Where do career practitioners come from?

Having spent well over 20 years in the career development field in New Zealand, and having taken part in the first ever survey of members of the Career Development Association of New Zealand (CDANZ) in 2012, I think I see some common practitioner experiences.

Bennet suggests that all research should be “a systematic, careful inquiry or examination to discover new information or relationships and to expand/verify existing knowledge for some specified purpose” (1991, p. 68). While I have not explored these emergent patterns systematically and carefully, I suspect there is a common background amongst those of us who have arrived in the careers field. I suspect that we are generalists who have tried a LOT of things. We have had many jobs, changed roles regularly, been adaptable, and had a crack at most things.

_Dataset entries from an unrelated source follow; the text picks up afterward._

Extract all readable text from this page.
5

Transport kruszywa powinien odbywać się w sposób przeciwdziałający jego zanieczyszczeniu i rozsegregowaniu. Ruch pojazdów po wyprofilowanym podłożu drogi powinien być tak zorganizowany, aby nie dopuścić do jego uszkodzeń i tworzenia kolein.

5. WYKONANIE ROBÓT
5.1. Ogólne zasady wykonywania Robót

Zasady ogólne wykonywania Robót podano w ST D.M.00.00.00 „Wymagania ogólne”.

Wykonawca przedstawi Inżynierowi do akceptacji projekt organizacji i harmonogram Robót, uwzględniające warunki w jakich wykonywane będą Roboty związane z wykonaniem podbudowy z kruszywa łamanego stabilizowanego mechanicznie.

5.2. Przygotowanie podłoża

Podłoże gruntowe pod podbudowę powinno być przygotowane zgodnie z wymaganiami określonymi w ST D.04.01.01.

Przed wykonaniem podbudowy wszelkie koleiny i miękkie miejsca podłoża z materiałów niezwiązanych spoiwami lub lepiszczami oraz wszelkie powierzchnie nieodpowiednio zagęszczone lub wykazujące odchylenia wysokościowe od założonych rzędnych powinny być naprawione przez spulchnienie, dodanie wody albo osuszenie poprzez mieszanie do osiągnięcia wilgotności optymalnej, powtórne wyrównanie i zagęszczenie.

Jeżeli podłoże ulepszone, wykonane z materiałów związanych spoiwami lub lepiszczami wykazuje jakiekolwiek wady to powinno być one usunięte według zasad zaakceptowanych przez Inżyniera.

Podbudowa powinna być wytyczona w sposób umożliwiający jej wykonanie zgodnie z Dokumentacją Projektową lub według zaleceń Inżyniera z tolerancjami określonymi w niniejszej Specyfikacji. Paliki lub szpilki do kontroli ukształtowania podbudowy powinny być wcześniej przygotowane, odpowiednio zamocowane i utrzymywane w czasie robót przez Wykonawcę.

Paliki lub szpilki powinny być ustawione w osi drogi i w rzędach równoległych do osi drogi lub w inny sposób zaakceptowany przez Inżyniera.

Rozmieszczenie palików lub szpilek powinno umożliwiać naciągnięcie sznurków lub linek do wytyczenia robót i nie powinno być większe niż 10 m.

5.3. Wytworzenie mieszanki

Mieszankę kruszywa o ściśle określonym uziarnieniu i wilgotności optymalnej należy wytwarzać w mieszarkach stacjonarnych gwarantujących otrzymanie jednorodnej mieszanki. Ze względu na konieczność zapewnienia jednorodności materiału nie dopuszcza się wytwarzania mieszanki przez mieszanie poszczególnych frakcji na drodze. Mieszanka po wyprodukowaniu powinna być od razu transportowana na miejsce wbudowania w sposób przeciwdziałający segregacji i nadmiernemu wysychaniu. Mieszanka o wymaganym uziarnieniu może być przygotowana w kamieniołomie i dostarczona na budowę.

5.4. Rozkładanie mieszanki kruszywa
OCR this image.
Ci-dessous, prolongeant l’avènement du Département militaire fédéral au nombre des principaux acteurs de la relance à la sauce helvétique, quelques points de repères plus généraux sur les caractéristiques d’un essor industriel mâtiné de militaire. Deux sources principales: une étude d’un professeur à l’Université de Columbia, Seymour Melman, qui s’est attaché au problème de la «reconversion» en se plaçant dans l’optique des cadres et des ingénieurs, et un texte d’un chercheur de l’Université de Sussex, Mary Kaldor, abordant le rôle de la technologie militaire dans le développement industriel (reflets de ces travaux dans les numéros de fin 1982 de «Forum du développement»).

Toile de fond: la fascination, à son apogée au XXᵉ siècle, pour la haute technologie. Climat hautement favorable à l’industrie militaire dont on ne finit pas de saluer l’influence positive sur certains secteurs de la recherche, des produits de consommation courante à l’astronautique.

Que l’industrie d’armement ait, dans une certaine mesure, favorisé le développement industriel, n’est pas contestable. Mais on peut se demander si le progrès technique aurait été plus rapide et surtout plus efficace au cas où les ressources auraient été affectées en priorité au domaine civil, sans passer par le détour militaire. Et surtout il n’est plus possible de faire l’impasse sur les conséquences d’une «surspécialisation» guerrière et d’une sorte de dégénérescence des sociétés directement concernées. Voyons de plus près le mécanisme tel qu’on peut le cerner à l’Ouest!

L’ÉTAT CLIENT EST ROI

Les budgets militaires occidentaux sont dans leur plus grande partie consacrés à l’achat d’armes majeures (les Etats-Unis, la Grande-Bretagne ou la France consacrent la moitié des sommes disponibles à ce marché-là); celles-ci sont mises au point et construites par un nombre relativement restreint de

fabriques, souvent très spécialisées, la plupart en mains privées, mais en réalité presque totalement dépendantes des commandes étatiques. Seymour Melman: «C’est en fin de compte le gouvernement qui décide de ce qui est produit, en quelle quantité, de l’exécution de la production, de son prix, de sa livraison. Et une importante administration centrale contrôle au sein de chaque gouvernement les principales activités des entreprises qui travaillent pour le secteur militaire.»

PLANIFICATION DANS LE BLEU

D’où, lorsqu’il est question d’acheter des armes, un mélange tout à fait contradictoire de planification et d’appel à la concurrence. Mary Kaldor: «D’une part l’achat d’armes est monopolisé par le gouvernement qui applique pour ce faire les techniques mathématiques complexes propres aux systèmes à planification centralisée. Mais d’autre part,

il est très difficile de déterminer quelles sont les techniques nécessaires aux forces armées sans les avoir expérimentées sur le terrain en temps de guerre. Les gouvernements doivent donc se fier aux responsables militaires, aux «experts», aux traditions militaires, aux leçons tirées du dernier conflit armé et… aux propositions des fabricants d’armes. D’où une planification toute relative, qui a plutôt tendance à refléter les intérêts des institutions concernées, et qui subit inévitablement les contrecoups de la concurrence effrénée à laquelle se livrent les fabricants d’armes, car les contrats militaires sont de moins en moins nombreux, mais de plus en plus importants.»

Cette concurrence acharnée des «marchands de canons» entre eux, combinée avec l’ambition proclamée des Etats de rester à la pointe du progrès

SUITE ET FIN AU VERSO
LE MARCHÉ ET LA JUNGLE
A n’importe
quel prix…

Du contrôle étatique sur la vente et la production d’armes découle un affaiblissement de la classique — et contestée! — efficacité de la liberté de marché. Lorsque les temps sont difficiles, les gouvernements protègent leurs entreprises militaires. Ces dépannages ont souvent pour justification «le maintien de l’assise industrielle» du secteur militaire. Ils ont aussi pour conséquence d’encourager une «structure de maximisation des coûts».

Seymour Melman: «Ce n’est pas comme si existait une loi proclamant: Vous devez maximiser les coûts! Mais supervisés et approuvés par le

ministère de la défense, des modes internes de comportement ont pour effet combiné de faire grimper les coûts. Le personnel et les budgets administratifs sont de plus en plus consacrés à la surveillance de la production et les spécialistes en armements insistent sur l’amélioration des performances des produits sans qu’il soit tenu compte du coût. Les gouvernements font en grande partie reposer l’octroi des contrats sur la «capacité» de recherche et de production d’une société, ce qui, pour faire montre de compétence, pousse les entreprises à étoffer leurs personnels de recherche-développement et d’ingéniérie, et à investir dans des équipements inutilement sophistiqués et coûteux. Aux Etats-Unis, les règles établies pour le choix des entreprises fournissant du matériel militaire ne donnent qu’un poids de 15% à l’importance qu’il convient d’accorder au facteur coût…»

We have been the go-to people in our organisations to ask about making change.

Somewhere along the way, that broad range of skills we have developed to help ourselves, and having been go-to people for how to tackle something new, has let us help others. We are usually older: we come to career development later in life. And lo! We arrive, embryonic career practitioners! Then of course we have to learn the theory and the structures that allow us to become experienced professionals.

Of course, being members of a common professional organisation (CDANZ), has encouraged all us to up-skill, to learn more about the underpinning theories in our field, and to continue to expand our horizons. It also means that the skills we bring from our original fields cross-pollinates what we do, and the theory, tools and ideas which can be used in the careers field are many and varied.

As I said
, this is a suspicion of mine, driven by the data from the CDANZ survey of career practitioners. The respondents were often people whom, when I have talked with them, have a very broad range of work experiences; have a large dollop of seeking self-improvement and the drive to take action paired with that; and helpers.


I would be very interested to hear what others in the field think.


Sam
  • Reference: Bennett, R. (1991). Chapter 5: What is Management Research? In N. Smith & P. Dainty (Eds.) The Management Research Handbook (pp. 67-78). Routledge.